Greatest head coach in Indiana Pacers history: Larry Bird, 1997-00

Great players often make terrible coaches, unable to translate their instincts and abilities into helpful teaching and guidance. Sometimes, they make incredible coaches, as their understanding of the game and team dynamics a distinct advantage. In rare cases, they make good coaches and front-office executives.

That’s the case with Larry Bird, one of the greatest players to ever play the game. After starring for the Boston Celtics and serving with their front office, Bird returned home to his native state to become the Indiana Pacers’ head coach in 1997.

A former ABA team, the Pacers did not find much success in the NBA until they drafted Reggie Miller and the team they crafted around him became a perennial playoff team.

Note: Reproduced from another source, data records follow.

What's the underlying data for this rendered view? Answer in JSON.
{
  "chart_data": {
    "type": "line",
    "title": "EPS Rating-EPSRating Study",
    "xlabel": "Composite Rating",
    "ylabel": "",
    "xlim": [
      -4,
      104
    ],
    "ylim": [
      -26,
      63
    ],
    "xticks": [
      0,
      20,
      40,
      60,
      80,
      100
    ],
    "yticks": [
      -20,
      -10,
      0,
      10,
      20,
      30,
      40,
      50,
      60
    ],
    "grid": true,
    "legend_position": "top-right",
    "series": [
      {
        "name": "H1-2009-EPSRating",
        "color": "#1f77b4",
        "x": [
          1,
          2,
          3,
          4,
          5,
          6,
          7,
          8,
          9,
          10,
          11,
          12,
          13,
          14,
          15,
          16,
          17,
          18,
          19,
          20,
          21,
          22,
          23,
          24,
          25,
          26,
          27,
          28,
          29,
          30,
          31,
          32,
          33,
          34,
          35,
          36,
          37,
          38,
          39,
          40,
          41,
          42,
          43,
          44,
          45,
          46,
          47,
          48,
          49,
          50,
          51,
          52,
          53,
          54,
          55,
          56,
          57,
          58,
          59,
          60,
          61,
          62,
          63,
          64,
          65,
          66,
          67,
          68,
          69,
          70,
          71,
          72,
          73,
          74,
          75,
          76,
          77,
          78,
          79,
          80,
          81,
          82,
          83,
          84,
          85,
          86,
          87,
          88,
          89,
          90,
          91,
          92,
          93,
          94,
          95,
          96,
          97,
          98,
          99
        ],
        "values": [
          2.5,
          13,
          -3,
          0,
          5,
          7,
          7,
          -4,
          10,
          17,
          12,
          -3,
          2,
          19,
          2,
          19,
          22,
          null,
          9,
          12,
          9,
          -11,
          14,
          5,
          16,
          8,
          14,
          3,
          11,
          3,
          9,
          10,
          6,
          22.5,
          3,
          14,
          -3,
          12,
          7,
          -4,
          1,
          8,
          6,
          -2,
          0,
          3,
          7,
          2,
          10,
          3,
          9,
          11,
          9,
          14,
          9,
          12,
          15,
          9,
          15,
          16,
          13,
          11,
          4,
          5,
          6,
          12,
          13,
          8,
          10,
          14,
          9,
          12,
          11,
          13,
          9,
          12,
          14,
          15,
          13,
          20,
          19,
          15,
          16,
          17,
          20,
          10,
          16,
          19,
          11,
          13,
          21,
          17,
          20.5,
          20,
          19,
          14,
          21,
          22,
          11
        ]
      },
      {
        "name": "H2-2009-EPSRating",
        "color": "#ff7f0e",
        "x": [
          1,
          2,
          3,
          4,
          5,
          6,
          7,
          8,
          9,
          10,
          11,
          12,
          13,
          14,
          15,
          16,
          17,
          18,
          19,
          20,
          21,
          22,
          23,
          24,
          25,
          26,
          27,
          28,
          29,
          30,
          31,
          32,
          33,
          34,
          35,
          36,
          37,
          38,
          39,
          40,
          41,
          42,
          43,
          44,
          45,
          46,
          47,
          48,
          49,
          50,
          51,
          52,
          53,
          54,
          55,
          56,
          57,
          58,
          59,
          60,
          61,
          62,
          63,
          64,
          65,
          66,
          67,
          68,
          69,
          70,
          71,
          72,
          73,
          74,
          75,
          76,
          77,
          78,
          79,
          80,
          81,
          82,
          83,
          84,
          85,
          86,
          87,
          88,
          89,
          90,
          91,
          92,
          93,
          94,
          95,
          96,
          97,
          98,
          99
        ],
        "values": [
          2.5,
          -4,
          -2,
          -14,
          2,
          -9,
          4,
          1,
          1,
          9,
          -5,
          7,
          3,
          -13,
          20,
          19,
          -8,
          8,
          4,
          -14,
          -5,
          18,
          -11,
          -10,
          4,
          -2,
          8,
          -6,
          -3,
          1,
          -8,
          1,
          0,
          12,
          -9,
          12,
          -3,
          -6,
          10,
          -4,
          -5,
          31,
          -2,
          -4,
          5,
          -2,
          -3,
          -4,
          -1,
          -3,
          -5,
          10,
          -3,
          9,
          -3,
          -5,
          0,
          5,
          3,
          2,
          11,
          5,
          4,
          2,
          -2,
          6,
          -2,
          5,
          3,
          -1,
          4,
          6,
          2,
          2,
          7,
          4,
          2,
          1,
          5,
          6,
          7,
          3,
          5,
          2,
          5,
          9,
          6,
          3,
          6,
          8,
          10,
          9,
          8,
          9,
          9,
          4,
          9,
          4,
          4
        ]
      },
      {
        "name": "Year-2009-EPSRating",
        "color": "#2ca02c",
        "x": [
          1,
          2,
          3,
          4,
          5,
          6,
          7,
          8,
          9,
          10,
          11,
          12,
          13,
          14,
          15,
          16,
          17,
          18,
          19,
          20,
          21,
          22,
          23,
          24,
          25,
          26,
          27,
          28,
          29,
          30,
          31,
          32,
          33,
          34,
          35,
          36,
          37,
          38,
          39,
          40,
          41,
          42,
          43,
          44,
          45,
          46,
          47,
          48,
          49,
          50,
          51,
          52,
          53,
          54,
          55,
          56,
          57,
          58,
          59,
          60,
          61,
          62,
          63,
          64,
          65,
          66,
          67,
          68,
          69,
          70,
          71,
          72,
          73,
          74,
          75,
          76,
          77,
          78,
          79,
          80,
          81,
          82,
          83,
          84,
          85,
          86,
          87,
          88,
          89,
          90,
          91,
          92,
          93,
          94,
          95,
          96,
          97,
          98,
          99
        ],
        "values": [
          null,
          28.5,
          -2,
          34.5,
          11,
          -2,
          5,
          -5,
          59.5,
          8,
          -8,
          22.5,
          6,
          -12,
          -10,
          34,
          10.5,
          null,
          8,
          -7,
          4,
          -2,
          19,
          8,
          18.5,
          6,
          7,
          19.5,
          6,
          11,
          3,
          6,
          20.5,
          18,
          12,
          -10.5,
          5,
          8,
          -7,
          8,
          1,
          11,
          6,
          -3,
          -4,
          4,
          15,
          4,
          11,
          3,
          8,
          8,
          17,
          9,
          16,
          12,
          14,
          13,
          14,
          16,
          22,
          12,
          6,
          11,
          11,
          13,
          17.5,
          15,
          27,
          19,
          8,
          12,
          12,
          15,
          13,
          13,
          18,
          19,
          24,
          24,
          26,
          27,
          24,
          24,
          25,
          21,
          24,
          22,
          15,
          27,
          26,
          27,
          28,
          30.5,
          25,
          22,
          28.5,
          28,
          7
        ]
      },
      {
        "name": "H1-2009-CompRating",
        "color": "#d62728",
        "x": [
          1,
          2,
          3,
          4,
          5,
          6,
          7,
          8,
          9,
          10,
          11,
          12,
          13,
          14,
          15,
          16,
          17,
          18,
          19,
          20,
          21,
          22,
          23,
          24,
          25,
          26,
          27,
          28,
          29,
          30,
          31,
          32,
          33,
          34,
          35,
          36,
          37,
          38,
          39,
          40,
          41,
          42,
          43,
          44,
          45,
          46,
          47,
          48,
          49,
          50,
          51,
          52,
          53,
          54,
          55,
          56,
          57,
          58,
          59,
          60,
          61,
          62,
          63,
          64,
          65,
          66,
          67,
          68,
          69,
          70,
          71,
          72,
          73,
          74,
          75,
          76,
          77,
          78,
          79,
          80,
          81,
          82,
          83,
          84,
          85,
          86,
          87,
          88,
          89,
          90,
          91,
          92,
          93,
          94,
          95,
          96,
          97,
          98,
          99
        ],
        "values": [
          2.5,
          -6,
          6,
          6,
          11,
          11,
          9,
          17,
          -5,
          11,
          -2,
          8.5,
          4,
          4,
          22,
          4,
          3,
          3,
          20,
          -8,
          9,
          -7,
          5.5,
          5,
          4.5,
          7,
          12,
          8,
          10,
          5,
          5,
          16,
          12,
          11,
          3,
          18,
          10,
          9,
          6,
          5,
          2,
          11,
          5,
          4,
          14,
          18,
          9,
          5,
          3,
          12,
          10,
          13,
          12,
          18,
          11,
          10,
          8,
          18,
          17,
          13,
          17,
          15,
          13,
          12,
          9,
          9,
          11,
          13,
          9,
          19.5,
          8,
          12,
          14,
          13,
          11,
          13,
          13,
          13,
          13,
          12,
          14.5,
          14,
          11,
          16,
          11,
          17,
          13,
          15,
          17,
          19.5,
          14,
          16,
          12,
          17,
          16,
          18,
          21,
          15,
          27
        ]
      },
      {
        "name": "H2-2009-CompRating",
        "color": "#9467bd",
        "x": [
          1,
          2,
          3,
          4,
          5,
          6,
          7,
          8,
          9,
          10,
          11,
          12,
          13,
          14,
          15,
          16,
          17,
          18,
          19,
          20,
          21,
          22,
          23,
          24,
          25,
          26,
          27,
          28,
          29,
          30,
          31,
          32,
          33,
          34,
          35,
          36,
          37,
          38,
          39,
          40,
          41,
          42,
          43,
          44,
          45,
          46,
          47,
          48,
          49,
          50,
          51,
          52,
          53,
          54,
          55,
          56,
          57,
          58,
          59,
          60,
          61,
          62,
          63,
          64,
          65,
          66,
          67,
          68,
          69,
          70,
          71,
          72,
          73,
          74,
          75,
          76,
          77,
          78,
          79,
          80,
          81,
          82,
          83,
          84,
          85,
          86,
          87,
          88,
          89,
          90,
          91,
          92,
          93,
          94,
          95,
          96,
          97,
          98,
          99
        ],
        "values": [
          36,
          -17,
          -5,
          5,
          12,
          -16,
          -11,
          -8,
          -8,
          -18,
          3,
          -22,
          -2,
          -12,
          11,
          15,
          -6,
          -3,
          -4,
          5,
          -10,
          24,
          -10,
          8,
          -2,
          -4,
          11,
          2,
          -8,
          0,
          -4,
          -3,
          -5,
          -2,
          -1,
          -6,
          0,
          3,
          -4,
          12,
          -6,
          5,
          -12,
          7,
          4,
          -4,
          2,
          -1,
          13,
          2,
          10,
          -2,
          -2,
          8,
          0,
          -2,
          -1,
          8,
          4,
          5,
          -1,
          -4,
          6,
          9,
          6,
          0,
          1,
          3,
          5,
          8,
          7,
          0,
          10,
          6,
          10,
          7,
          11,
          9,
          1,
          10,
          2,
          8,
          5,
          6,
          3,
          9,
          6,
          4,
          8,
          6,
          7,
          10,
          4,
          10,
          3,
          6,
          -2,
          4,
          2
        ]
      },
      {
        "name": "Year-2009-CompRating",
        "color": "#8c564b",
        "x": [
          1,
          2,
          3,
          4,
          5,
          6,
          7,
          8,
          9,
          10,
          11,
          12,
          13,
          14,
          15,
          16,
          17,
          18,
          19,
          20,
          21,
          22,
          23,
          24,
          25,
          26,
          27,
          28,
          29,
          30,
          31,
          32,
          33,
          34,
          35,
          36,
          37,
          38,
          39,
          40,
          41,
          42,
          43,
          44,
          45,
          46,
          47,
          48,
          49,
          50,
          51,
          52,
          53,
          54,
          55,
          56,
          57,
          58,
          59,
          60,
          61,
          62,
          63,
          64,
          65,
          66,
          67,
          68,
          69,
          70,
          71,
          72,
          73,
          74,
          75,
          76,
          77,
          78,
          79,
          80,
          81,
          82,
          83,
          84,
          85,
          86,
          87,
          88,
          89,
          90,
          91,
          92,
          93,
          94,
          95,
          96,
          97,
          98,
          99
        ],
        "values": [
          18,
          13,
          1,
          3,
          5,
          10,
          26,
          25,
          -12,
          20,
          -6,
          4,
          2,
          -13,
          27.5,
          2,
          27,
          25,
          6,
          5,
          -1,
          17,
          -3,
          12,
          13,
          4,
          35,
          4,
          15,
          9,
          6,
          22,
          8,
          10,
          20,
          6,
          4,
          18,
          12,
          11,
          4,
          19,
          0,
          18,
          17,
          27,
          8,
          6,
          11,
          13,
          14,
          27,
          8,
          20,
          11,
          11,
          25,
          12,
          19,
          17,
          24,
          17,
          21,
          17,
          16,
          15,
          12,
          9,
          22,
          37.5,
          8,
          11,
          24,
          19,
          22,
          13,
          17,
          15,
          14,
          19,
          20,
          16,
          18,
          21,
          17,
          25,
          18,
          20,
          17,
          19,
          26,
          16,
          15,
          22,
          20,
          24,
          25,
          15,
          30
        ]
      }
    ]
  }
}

Yet friction between the team and head coach Larry Brown led to the coach resigning to join the Philadelphia 76ers, leaving an opening that Bird filled.

In just three seasons with the Pacers, Bird led them further into the postseason than they had ever been before, including to the 2000 NBA Finals. His Pacers teams never won fewer than nine games in the postseason, falling to Michael Jordan’s Chicago Bulls in 1998 and Patrick Ewing’s New York Knicks in 1999 before winning the Eastern Conference in 2000.

The Los Angeles Lakers’ Shaquille O’Neal and a young Kobe Bryant would take down Miller and the Pacers in six games, the final days of Bird’s coaching career.

Bird’s peak coaching with the Pacers outweighs the longevity of a coach such as Frank Vogel, who had a largely successful run in Indiana but could never break through to the NBA Finals. Bobby Leonard coached 13 seasons in the ABA and NBA with Indiana, but his success in the ABA (three titles) was not carried over into the NBA.

Bird would go on to run the Pacers’ front office for many years, earning NBA Executive of the Year in 2012. That makes him the only player in league history to win an MVP, NBA Coach of the Year and NBA Executive of the Year. At least part of what made Bird special on the court helped him to be special on the sideline as well.